All nuclear weapons, of course, kill by heat, concussive force and radiation. But when their yield is reduced, as in the neutron bomb, the balance changes. In the words of Herbert Scoville Jr., a former weapons specialist for the Pentagon and CIA: "The instantaneous nuclear radiation, first gamma rays, then neutrons, become predominant, and the blast thermal effects become less and less important." As a result, if a typical bomb of this sort is exploded 500 ft. above the target, the blast and heat effects extend only about 400 yds. from ground zero, but the high-energy neutrons, hurtling in all directions and penetrating even the thick armor of tanks and other vehicles, can kill at distances of up to a mile. Victims of radiation sickness suffer from vomiting, fever, hemorrhaging and convulsions. Yet proponents of the bomb argue that because the radiation is short-lived and there is little lingering fallout, much of the battle zone remains fit for habitation and even people who live relatively close by should be safe if they have taken cover.

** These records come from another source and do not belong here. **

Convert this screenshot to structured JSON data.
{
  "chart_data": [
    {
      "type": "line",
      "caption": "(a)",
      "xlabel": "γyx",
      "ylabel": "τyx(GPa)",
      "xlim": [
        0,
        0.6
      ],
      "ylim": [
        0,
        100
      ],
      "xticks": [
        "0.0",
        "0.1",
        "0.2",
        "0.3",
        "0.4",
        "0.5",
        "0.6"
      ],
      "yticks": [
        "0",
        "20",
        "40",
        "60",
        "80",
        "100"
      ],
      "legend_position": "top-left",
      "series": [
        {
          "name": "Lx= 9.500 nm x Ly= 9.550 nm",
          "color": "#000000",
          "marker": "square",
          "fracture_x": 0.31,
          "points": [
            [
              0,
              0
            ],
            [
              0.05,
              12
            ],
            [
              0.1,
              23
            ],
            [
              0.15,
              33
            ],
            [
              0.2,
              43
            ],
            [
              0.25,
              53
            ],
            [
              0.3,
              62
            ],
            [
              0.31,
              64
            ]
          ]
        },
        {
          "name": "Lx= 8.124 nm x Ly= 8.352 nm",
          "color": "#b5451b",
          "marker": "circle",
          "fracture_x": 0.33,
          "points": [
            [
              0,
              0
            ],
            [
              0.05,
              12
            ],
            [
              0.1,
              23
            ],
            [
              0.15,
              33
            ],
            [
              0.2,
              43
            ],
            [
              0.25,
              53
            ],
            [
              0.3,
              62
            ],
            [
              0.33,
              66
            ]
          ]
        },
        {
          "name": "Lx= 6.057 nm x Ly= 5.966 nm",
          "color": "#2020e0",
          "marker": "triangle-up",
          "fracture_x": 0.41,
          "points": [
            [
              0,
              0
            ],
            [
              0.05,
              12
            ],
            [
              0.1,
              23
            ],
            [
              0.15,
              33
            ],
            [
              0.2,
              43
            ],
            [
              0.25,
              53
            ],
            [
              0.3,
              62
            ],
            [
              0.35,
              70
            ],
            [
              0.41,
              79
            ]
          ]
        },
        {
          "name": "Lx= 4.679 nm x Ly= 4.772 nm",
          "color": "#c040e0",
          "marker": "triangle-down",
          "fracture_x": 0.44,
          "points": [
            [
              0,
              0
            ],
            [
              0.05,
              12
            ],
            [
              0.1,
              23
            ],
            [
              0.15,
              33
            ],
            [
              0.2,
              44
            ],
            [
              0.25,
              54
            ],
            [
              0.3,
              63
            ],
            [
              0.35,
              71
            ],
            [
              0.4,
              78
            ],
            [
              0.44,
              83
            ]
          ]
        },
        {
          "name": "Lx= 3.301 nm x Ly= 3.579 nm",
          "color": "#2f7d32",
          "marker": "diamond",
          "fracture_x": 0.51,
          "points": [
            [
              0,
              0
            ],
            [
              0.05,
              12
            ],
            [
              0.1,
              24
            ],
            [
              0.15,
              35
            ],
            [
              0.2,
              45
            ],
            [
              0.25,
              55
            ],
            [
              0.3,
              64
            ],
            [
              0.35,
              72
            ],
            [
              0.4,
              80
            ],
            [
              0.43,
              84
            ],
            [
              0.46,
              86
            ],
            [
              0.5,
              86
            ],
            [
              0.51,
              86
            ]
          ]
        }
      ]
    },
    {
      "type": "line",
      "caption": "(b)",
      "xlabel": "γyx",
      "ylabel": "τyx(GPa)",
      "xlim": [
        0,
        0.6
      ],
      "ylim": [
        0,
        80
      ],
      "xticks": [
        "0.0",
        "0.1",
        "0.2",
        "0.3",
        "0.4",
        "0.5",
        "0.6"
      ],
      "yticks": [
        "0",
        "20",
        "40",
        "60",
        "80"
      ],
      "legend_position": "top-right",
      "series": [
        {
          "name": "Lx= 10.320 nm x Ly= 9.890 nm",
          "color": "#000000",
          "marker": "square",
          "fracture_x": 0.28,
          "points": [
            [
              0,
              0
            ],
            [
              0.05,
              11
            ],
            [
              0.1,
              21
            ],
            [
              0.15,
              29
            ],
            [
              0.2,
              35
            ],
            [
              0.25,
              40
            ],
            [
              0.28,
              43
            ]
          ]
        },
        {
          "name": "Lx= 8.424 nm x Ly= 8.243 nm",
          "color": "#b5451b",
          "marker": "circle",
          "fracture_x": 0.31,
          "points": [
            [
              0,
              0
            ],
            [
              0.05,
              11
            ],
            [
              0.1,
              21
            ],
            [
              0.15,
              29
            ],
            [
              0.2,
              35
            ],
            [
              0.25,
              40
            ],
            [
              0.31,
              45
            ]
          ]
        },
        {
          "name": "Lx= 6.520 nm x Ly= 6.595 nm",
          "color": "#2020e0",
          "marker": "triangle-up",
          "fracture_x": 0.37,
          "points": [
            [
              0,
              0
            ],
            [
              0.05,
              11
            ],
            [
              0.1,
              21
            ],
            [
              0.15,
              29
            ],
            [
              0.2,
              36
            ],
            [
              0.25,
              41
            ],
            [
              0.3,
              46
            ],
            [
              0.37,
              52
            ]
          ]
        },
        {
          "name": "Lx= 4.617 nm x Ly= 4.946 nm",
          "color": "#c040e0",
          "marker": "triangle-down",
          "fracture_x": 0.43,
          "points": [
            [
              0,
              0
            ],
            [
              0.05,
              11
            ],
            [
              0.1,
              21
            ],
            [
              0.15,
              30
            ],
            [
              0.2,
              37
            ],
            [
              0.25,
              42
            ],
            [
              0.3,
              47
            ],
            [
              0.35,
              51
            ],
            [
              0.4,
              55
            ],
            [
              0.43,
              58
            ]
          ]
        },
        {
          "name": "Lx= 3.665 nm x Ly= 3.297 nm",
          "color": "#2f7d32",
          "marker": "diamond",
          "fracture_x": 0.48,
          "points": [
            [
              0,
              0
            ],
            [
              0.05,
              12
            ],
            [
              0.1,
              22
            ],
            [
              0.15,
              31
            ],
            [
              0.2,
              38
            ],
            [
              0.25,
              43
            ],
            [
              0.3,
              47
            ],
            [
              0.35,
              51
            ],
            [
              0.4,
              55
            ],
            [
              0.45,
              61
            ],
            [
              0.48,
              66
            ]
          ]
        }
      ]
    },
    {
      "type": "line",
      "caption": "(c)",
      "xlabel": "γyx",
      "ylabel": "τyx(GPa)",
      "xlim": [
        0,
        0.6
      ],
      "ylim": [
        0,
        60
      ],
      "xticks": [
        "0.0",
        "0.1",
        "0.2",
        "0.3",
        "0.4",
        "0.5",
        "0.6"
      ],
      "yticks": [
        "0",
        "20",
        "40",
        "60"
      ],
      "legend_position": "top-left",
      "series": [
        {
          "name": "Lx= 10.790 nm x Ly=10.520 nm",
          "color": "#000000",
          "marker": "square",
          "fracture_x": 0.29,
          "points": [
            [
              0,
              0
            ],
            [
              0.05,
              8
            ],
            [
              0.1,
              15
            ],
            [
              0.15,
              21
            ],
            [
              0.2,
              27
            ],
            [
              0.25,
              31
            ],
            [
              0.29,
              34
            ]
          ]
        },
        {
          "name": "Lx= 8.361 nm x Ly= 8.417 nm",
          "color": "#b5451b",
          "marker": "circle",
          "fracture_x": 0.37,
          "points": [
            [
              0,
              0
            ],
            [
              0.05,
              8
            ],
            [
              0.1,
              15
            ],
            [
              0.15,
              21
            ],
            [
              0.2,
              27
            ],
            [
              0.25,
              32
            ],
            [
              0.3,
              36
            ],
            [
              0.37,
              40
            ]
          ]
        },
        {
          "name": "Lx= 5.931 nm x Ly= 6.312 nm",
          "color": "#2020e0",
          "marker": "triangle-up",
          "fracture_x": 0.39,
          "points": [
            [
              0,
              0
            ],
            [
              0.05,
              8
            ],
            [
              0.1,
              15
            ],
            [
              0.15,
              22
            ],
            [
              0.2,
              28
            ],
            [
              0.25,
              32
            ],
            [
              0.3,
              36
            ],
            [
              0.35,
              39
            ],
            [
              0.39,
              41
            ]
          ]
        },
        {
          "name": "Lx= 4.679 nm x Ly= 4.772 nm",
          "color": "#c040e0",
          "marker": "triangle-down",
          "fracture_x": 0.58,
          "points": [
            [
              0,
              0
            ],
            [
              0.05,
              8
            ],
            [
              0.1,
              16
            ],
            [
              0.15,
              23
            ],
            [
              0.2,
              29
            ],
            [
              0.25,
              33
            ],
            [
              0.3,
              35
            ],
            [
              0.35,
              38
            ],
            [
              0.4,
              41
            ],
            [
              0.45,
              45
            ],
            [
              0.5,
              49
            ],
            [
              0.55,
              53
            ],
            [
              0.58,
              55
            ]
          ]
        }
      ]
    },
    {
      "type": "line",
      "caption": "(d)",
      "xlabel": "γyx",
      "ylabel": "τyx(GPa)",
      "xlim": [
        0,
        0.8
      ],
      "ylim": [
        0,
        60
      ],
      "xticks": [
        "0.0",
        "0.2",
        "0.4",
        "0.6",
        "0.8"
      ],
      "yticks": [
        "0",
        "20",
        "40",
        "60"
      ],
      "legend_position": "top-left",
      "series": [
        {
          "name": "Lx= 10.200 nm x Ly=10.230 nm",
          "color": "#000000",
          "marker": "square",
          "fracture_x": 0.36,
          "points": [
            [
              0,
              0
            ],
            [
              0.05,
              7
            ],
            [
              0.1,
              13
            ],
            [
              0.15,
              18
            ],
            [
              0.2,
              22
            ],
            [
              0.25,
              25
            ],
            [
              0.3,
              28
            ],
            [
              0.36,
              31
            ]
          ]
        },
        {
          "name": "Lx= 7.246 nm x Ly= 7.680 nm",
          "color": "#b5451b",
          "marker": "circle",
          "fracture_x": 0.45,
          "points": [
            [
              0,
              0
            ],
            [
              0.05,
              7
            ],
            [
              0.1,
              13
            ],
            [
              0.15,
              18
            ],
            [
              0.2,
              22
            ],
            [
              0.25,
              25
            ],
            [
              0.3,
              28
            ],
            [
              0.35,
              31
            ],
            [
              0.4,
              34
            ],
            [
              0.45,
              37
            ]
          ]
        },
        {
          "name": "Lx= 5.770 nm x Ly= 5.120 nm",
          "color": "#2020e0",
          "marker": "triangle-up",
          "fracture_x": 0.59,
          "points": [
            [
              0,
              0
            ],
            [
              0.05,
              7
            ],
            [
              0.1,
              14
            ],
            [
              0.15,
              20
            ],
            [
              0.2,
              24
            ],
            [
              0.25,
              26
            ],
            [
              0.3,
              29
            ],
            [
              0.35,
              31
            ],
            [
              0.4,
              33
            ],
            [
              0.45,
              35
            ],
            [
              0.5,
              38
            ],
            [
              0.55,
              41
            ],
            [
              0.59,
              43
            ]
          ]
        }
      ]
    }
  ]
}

The construction details of the "neut" remain a guarded secret, but the principles are well known to physicists. Neutron bombs are essentially small thermonuclear devices, or H-bombs, the explosive equivalent of about 1,000 tons of TNT. Unlike the earliest A-bombs, which involved the fission—or splitting—of such radioactive materials as uranium and plutonium, H-bombs work by fusing isotopes of the simplest and lightest element, hydrogen, into slightly heavier atoms of helium, although they still require a small fission "trigger" to reach the sunlike temperatures (tens of millions of degrees) required for fusion.